Shaker, a libertarian who is the chairman of the Republican Liberty Caucus of Tampa Bay, added that he doesn't think bans of any form help with the nation's national security interest.

"We’ve bombed so many countries over the last 15 years, from Bush to Obama, not doing that would be the first step in having less refugees needing to come here," Shaker said.

"I don't think it’s going to work," he said of the ban's efficacy, "but I do think it is most likely constitutional. The president has a lot of these powers, but the question is, is it a good thing to do? That’s the question."

Lyndon Bilal

Lyndon Bilal, national commander of the Muslim American Veteran Association and a US Navy veteran, told BuzzFeed News that President Trump has "forgotten he works for the American people."
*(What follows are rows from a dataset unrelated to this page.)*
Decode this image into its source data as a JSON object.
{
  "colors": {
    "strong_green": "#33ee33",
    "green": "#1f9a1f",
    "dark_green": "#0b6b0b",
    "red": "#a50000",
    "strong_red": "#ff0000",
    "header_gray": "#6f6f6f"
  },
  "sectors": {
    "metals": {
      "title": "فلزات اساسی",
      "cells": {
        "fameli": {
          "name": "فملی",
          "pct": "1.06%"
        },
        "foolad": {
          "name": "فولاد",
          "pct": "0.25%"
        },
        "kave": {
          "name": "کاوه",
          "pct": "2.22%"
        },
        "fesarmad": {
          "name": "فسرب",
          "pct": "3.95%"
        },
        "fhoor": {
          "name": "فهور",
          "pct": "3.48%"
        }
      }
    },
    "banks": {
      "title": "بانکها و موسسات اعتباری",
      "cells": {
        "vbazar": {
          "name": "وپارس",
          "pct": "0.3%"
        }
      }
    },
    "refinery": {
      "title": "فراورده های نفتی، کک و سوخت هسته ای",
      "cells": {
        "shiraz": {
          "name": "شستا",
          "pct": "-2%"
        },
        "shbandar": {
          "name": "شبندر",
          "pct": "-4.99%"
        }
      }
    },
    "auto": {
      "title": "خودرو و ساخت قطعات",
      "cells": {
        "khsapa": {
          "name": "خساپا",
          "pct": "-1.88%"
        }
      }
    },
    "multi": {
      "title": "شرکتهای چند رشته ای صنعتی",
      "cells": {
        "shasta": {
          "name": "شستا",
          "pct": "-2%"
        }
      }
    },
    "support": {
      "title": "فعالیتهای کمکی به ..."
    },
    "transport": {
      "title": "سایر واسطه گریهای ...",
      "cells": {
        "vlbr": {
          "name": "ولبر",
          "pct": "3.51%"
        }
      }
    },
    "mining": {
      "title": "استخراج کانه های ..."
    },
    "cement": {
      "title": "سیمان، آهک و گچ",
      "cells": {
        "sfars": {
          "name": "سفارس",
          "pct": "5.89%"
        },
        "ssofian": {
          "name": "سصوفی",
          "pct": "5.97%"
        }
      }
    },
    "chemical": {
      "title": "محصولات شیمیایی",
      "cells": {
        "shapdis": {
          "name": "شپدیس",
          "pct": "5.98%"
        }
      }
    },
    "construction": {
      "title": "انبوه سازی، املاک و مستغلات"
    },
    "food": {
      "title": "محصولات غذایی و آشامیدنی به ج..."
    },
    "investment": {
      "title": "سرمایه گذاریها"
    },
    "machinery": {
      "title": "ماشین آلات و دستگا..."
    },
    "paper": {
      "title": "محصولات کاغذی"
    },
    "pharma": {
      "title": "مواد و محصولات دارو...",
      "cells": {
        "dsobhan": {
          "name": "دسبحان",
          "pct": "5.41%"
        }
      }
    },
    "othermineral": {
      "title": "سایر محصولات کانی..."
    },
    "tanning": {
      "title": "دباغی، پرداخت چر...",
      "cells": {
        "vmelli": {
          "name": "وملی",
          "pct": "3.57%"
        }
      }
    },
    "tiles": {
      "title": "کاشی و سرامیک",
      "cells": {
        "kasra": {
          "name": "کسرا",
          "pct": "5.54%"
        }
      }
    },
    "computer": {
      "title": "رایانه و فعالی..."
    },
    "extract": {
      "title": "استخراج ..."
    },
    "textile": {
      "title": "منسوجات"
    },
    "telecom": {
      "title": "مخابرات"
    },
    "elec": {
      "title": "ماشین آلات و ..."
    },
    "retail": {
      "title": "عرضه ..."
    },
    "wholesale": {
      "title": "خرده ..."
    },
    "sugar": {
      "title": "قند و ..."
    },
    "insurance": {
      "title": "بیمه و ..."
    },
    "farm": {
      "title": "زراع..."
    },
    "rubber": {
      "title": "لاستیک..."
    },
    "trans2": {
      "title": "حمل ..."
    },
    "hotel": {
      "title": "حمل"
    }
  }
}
"Apparently President Donald Trump doesn’t understand that he isn’t the CEO of Trump Inc. He works for the American people," Bilal said. "He continues to just speak to his base of supporters and fulfill his campaign promises."

Bilal believes that the ban will endanger American soldiers, Muslim and non-Muslim alike, because of the message of exclusion it sends to those who already believe the US has an anti-Muslim foreign policy.

"It’s also empowering to terrorist organizations like ISIS and ISIL, who now have justification to what they’re calling a 'War against the West,'" Bilal said.

Bilal noted that Muslim Americans have fought for the US in conflicts dating back to the Revolutionary War.

"The people who don’t know the history and don't know the constitution of the country, for whatever reason, this [ban] emboldens their false narratives as well as their inspiration to hate and blame other people — everyone other than themselves — about the problems in this country," Bilal said.